HMRC is expanding the period when it can examine a person's past to hunt for offshore tax cheats, a step that accountancy firm BDO says is unnecessary.
The UK tax authority is going back further in time than used to
be the case to see if taxpayers have hidden money offshore, a
move that accountancy firm BDO said is unnecessary and will
cause undue alarm.
At present, HM Revenue & Customs has time limits on how far back
it can go to scrutinise people’s accounts if it suspects a
problem. Where a person is suspected of not notifying a problem
or deliberately hiding money, the authority can go back as far as
20 years; with “careless errors”, as it defines them, HMRC can go
back six years, and where there are cases of “reasonable care or
reasonable excuse,” the time limit is four years.

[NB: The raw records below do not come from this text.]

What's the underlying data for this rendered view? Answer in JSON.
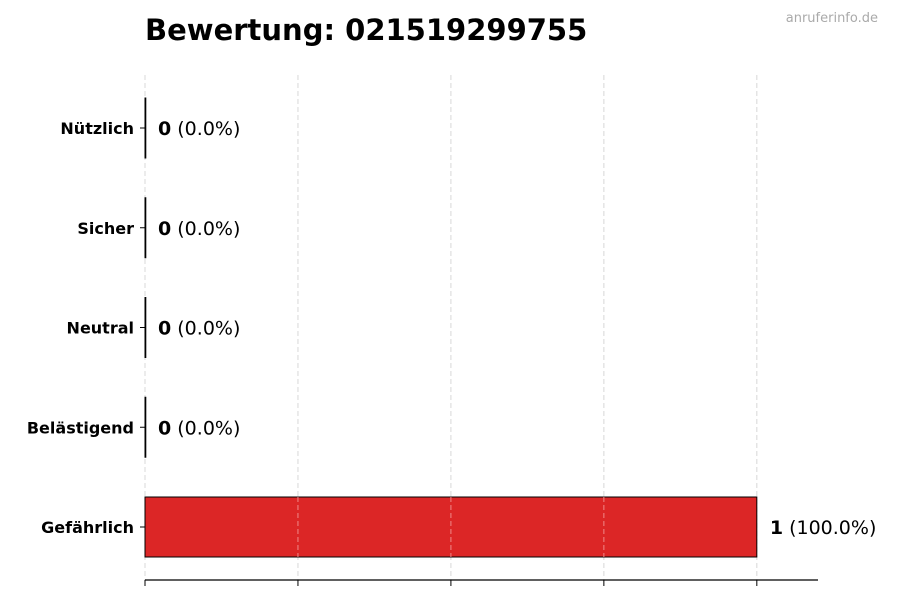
{
  "watermark": "anruferinfo.de",
  "chart_data": {
    "type": "bar",
    "orientation": "horizontal",
    "title": "Bewertung: 021519299755",
    "categories": [
      "Nützlich",
      "Sicher",
      "Neutral",
      "Belästigend",
      "Gefährlich"
    ],
    "values": [
      0,
      0,
      0,
      0,
      1
    ],
    "percent_labels": [
      "(0.0%)",
      "(0.0%)",
      "(0.0%)",
      "(0.0%)",
      "(100.0%)"
    ],
    "xlim": [
      0,
      1.1
    ],
    "xticks": [
      0,
      0.25,
      0.5,
      0.75,
      1.0
    ],
    "xtick_labels_shown": false,
    "grid": "vertical dashed",
    "colors": {
      "Gefährlich": "#dc2626",
      "default": "#dc2626",
      "edge": "#000000"
    }
  }
}
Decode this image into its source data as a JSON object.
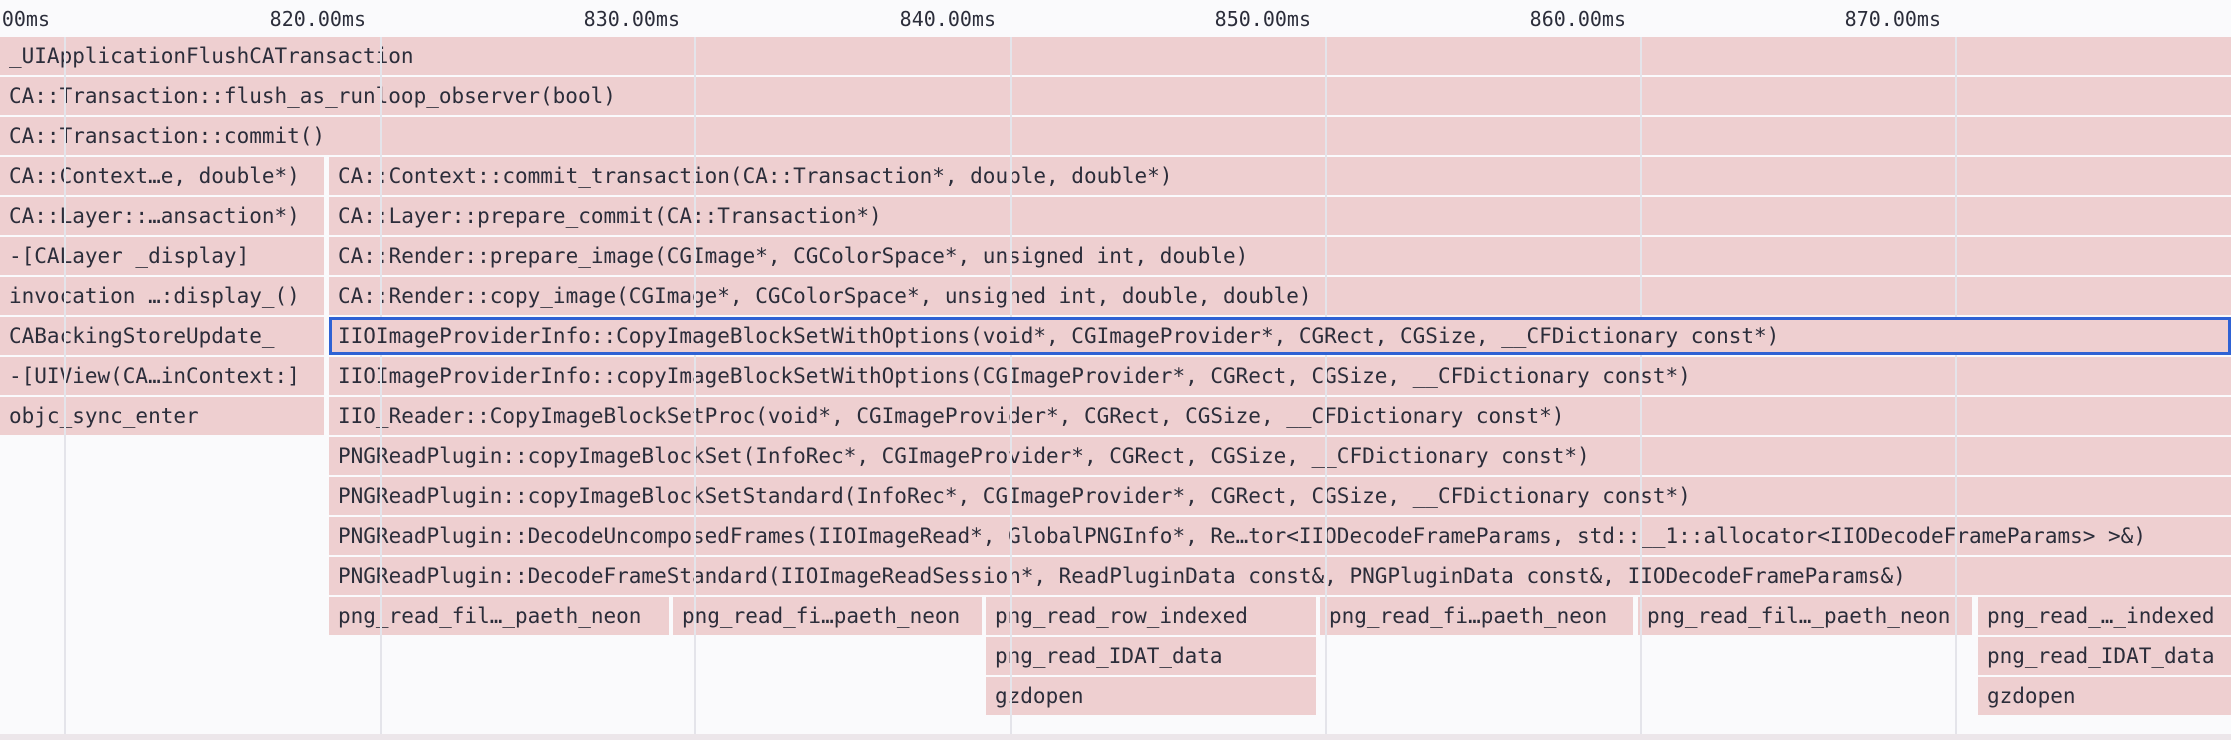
{
  "ruler": {
    "ticks": [
      "00ms",
      "820.00ms",
      "830.00ms",
      "840.00ms",
      "850.00ms",
      "860.00ms",
      "870.00ms"
    ]
  },
  "colors": {
    "frame": "#eecfd0",
    "selected_border": "#2f62d4",
    "text": "#2b2d3a",
    "grid": "#e4e4ea"
  },
  "flame": {
    "rows": [
      [
        "_UIApplicationFlushCATransaction"
      ],
      [
        "CA::Transaction::flush_as_runloop_observer(bool)"
      ],
      [
        "CA::Transaction::commit()"
      ],
      [
        "CA::Context…e, double*)",
        "CA::Context::commit_transaction(CA::Transaction*, double, double*)"
      ],
      [
        "CA::Layer::…ansaction*)",
        "CA::Layer::prepare_commit(CA::Transaction*)"
      ],
      [
        "-[CALayer _display]",
        "CA::Render::prepare_image(CGImage*, CGColorSpace*, unsigned int, double)"
      ],
      [
        "invocation …:display_()",
        "CA::Render::copy_image(CGImage*, CGColorSpace*, unsigned int, double, double)"
      ],
      [
        "CABackingStoreUpdate_",
        "IIOImageProviderInfo::CopyImageBlockSetWithOptions(void*, CGImageProvider*, CGRect, CGSize, __CFDictionary const*)"
      ],
      [
        "-[UIView(CA…inContext:]",
        "IIOImageProviderInfo::copyImageBlockSetWithOptions(CGImageProvider*, CGRect, CGSize, __CFDictionary const*)"
      ],
      [
        "objc_sync_enter",
        "IIO_Reader::CopyImageBlockSetProc(void*, CGImageProvider*, CGRect, CGSize, __CFDictionary const*)"
      ],
      [
        "PNGReadPlugin::copyImageBlockSet(InfoRec*, CGImageProvider*, CGRect, CGSize, __CFDictionary const*)"
      ],
      [
        "PNGReadPlugin::copyImageBlockSetStandard(InfoRec*, CGImageProvider*, CGRect, CGSize, __CFDictionary const*)"
      ],
      [
        "PNGReadPlugin::DecodeUncomposedFrames(IIOImageRead*, GlobalPNGInfo*, Re…tor<IIODecodeFrameParams, std::__1::allocator<IIODecodeFrameParams> >&)"
      ],
      [
        "PNGReadPlugin::DecodeFrameStandard(IIOImageReadSession*, ReadPluginData const&, PNGPluginData const&, IIODecodeFrameParams&)"
      ],
      [
        "png_read_fil…_paeth_neon",
        "png_read_fi…paeth_neon",
        "png_read_row_indexed",
        "png_read_fi…paeth_neon",
        "png_read_fil…_paeth_neon",
        "png_read_…_indexed"
      ],
      [
        "png_read_IDAT_data",
        "png_read_IDAT_data"
      ],
      [
        "gzdopen",
        "gzdopen"
      ]
    ],
    "selected": "IIOImageProviderInfo::CopyImageBlockSetWithOptions(void*, CGImageProvider*, CGRect, CGSize, __CFDictionary const*)"
  }
}
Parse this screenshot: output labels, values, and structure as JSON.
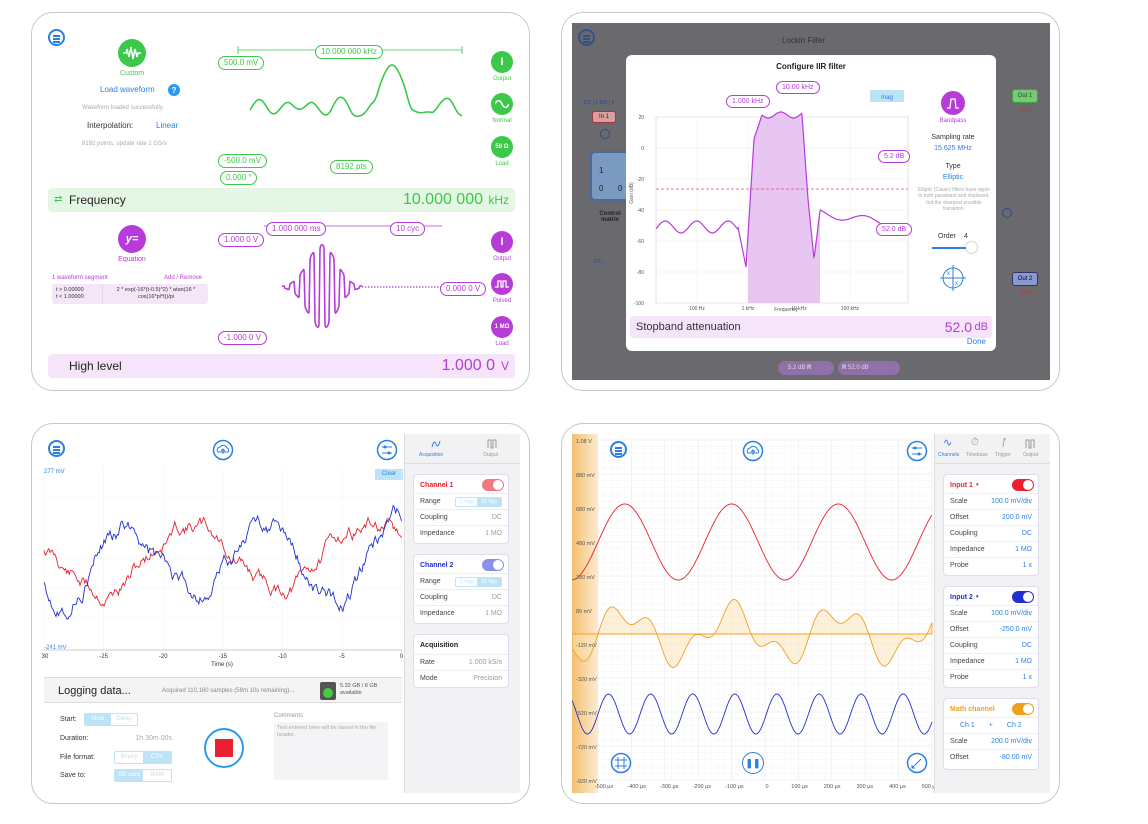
{
  "p1": {
    "custom": "Custom",
    "load_waveform": "Load waveform",
    "help": "?",
    "loaded": "Waveform loaded successfully.",
    "interp_label": "Interpolation:",
    "interp_value": "Linear",
    "points_info": "8192 points, update rate 1 GS/s",
    "freq_top": "10.000 000 kHz",
    "amp_top": "500.0 mV",
    "amp_bot": "-500.0 mV",
    "phase": "0.000 °",
    "pts": "8192 pts",
    "output": "Output",
    "normal": "Normal",
    "load": "Load",
    "load_value": "50 Ω",
    "freq_label": "Frequency",
    "freq_value": "10.000 000",
    "freq_unit": "kHz",
    "equation": "Equation",
    "segments": "1 waveform segment",
    "add_remove": "Add / Remove",
    "eq_cond": "t > 0.00000\nt < 1.00000",
    "eq_expr": "2 * exp(-16*(t-0.5)^2) * atan(16 * cos(16*pi*t))/pi",
    "burst_time": "1.000 000 ms",
    "cycles": "10 cyc",
    "hi_level": "1.000 0 V",
    "lo_level": "-1.000 0 V",
    "idle": "0.000 0 V",
    "output2": "Output",
    "pulsed": "Pulsed",
    "load2": "Load",
    "load2_value": "1 MΩ",
    "hl_label": "High level",
    "hl_value": "1.000 0",
    "hl_unit": "V",
    "colors": {
      "green": "#3cc84a",
      "purple": "#b63bd8",
      "blue": "#2a7fe0"
    }
  },
  "p2": {
    "dialog_title": "Configure IIR filter",
    "cutoff1": "1.000 kHz",
    "cutoff2": "10.00 kHz",
    "mag": "mag",
    "pass_db": "5.2 dB",
    "stop_db": "52.0 dB",
    "bandpass": "Bandpass",
    "sampling_label": "Sampling rate",
    "sampling_value": "15.625 MHz",
    "type_label": "Type",
    "type_value": "Elliptic",
    "type_desc": "Elliptic (Cauer) filters have ripple in both passband and stopband, but the sharpest possible transition.",
    "order_label": "Order",
    "order_value": "4",
    "param_label": "Stopband attenuation",
    "param_value": "52.0",
    "param_unit": "dB",
    "done": "Done",
    "ylabel": "Gain (dB)",
    "xlabel": "Frequency",
    "yticks": [
      "20",
      "0",
      "-20",
      "-40",
      "-60",
      "-80",
      "-100"
    ],
    "xticks": [
      "100 Hz",
      "1 kHz",
      "10 kHz",
      "100 kHz"
    ],
    "bg": {
      "in1": "In 1",
      "dc": "DC | 1 MΩ | 5 ...",
      "matrix_label": "Control matrix",
      "m": [
        "1",
        "0",
        "0"
      ],
      "out1": "Out 1",
      "off1": "OFF",
      "out2": "Out 2",
      "off2": "OFF",
      "dc2": "DC ...",
      "title_frag": "Lockin Filter",
      "pill1": "5.2 dB",
      "r1": "R",
      "pill2": "52.0 dB",
      "r2": "R"
    }
  },
  "p3": {
    "clear": "Clear",
    "ytop": "277 mV",
    "ybot": "-241 mV",
    "xticks": [
      "-30",
      "-25",
      "-20",
      "-15",
      "-10",
      "-5",
      "0"
    ],
    "xlabel": "Time (s)",
    "logging": "Logging data...",
    "acquired": "Acquired 110,160 samples (58m 10s remaining)...",
    "storage": "5.33 GB / 8 GB available",
    "start_label": "Start:",
    "now": "Now",
    "delay": "Delay",
    "duration_label": "Duration:",
    "duration_value": "1h 30m 00s",
    "format_label": "File format:",
    "binary": "Binary",
    "csv": "CSV",
    "save_label": "Save to:",
    "sdcard": "SD card",
    "ram": "RAM",
    "comments_label": "Comments",
    "comments_placeholder": "Text entered here will be saved in the file header.",
    "tab_acq": "Acquisition",
    "tab_out": "Output",
    "ch1": {
      "title": "Channel 1",
      "range": "Range",
      "r1": "1 Vpp",
      "r2": "10 Vpp",
      "coupling": "Coupling",
      "coupling_v": "DC",
      "impedance": "Impedance",
      "impedance_v": "1 MΩ"
    },
    "ch2": {
      "title": "Channel 2",
      "range": "Range",
      "r1": "1 Vpp",
      "r2": "10 Vpp",
      "coupling": "Coupling",
      "coupling_v": "DC",
      "impedance": "Impedance",
      "impedance_v": "1 MΩ"
    },
    "acq": {
      "title": "Acquisition",
      "rate": "Rate",
      "rate_v": "1.000 kS/s",
      "mode": "Mode",
      "mode_v": "Precision"
    }
  },
  "p4": {
    "yticks": [
      "1.08 V",
      "880 mV",
      "680 mV",
      "480 mV",
      "280 mV",
      "80 mV",
      "-120 mV",
      "-320 mV",
      "-520 mV",
      "-720 mV",
      "-920 mV"
    ],
    "xticks": [
      "-500 µs",
      "-400 µs",
      "-300 µs",
      "-200 µs",
      "-100 µs",
      "0",
      "100 µs",
      "200 µs",
      "300 µs",
      "400 µs",
      "500 µs"
    ],
    "tabs": [
      "Channels",
      "Timebase",
      "Trigger",
      "Output"
    ],
    "in1": {
      "title": "Input 1",
      "scale": "Scale",
      "scale_v": "100.0 mV/div",
      "offset": "Offset",
      "offset_v": "200.0 mV",
      "coupling": "Coupling",
      "coupling_v": "DC",
      "impedance": "Impedance",
      "impedance_v": "1 MΩ",
      "probe": "Probe",
      "probe_v": "1 x"
    },
    "in2": {
      "title": "Input 2",
      "scale": "Scale",
      "scale_v": "100.0 mV/div",
      "offset": "Offset",
      "offset_v": "-250.0 mV",
      "coupling": "Coupling",
      "coupling_v": "DC",
      "impedance": "Impedance",
      "impedance_v": "1 MΩ",
      "probe": "Probe",
      "probe_v": "1 x"
    },
    "math": {
      "title": "Math channel",
      "a": "Ch 1",
      "op": "+",
      "b": "Ch 2",
      "scale": "Scale",
      "scale_v": "200.0 mV/div",
      "offset": "Offset",
      "offset_v": "-80.00 mV"
    }
  }
}
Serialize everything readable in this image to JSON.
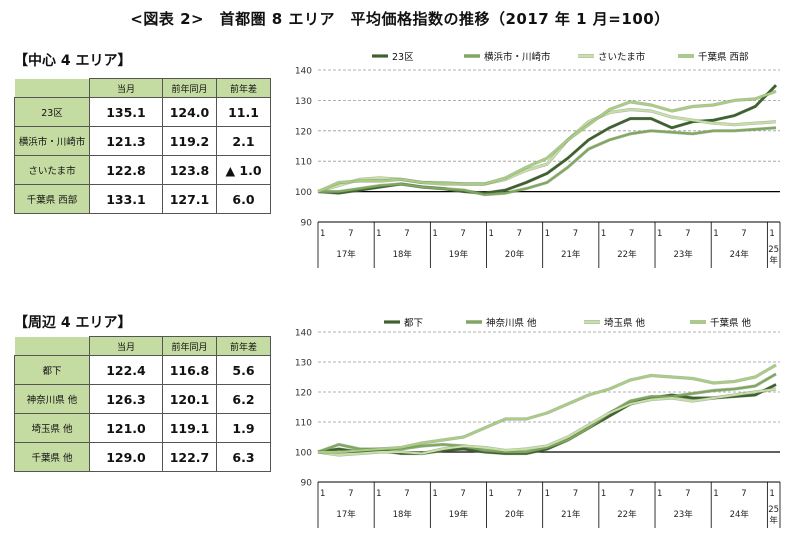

However, HMRC is extending the four- and six-year time limits to
12 years for income tax, capital gains tax and inheritance tax
where there are “offshore matters”. (The changes do not, however,
apply to corporation taxes.)
“The extension of time limits relating to offshore matters is
widely viewed as unnecessary and alarming, a view that appears to
be shared by The House of Lords,” Dawn Register, tax dispute
resolution partner at BDO, said. (She was referring to comments
recently made in the UK’s upper legislative chamber about the
matter.)
“The 12 years goes far beyond the normal four-year time limit for
assessments and therefore, could severely impact those who are
fully UK tax complaint. In addition, we expect these measures
will increase both record keeping and professional advice costs,”
Register said.
A succession of recent Conservative, coalition and Labour
governments have tightened the screws on alleged tax evaders and
the types of tax avoiders. For example, authorities have made tax
evasion a strict liability offence, which means prosecutors no
longer have to prove intent to defraud the tax collector, a fact
that in the past had stymied a number of cases. (Some
critics worry that this change erodes important protection
for the innocent.)
BDO’s Register said that the government already has plenty of
powers it can use without having to expand its time limits.
“Of course we fundamentally support HMRC’s action to tackle tax
evasion. However HMRC already has wide ranging civil and criminal
sanctions to tackle evasion, both onshore and offshore,” she
said.
Register argued – and repeated these points to
WealthBriefing in a call – that bodies such as HMRC
already have extensive powers to root out tax cheats via, for
example, the global information-sharing pacts known collectively
as the Common Reporting Standard.
“This data is also more easily analysed and cross referenced
through advances in IT. Our view is that hardened tax evaders
need to be caught, and enforcement of the existing rules is the
answer rather than more new rules,” she added.